It should be a no-brainer that every kid deserves a quality education, but imagine living in a school district that has no public school options for kids in certain grades. This is a somewhat common occurrence in some smaller, rural districts, and local officials are generally expected to provide families with—and pay for—viable alternatives. This was precisely the scenario in which school board officials in Croydon, N.H. paid tuition for some students to attend a private Montessori school in nearby Newport. And now the state government has officially sanctioned that arrangement.

The only school in Croydon, a tiny town of fewer than 800 people, is the red-brick, one-room Croydon Village School nicknamed “Little Red” by locals. When students graduated from Little Red, they used to be sent to public schools in Newport. But after a town vote in 2012, the school board launched a school choice program in which the town paid a set tuition amount for each student to attend a school that their family chose—even if that was a private school, like Newport’s Montessori.

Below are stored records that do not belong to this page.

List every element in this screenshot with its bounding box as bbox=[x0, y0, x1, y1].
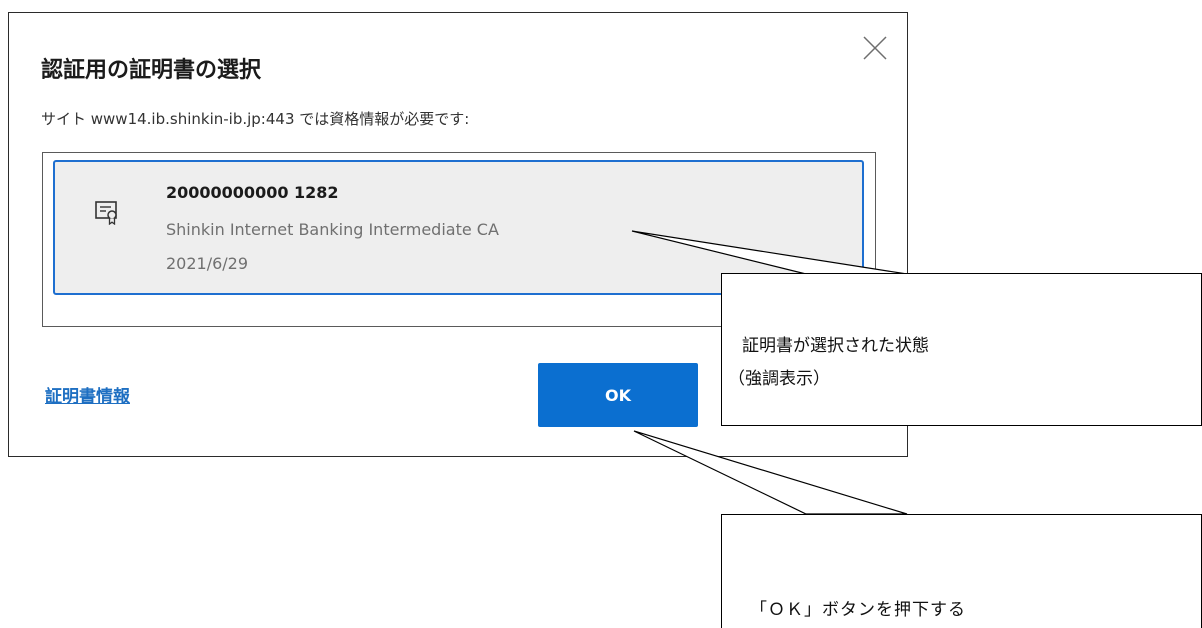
callout-press-ok-text: 「ＯＫ」ボタンを押下する bbox=[750, 600, 966, 620]
callout-press-ok: 「ＯＫ」ボタンを押下する bbox=[721, 514, 1202, 628]
callout-selected-state-line1: 証明書が選択された状態 bbox=[742, 336, 929, 356]
callout-selected-state: 証明書が選択された状態 （強調表示） bbox=[721, 273, 1202, 426]
callout-selected-state-line2: （強調表示） bbox=[728, 369, 830, 389]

Despite the community’s support for the program, the New Hampshire Department of Education declared the school choice program illegal and ordered the district to end it. The school board, where one member’s children attended the Montessori school, refused to comply, and the dispute went to court. But now that Gov. Chris Sununu has signed Senate Bill 8, which explicitly allows school districts to contract with private schools to fill gaps in public school offerings, the legal question is settled. Croydon officials can legally pay for local students to attend the Montessori school or other private options that can provide families with educational opportunities the district cannot.

While SB 8 is a major step forward for students in small towns and rural schools districts, Granite State lawmakers can still do more to allow better, more affordable academic options for all New Hampshire families. Families should be able to send their children to any of a broad variety of schools they determine to offer the best education.

Current state law extends tax credits to businesses that provide students with scholarships to private schools—a program that the Institute for Justice (IJ) successfully defended in court. But the New Hampshire General Court, the state’s legislature, imposes a statutory cap on the average value of scholarships per student and the overall value of tax credits available. Lifting these and other arbitrary restrictions would allow all New Hampshire students to pursue the most promising academic opportunities regardless of family income or zip code.

A more comprehensive approach to school choice reform would also free smaller, more rural districts like Croydon from the need to contract with other schools, public or private, or discriminate against potentially cheaper schools that may have religious affiliations.

IJ has worked for decades to promote school choice across the country. In dozens of lawsuits, IJ has protected school choice programs in Arizona, Georgia, Illinois, Indiana, Nevada, North Carolina, Ohio, Wisconsin and elsewhere. IJ attorneys are also currently defending school choice from Florida to Montana, including a recent victory at the U.S. Supreme Court in a case about a private-public scholarship program for students in Colorado.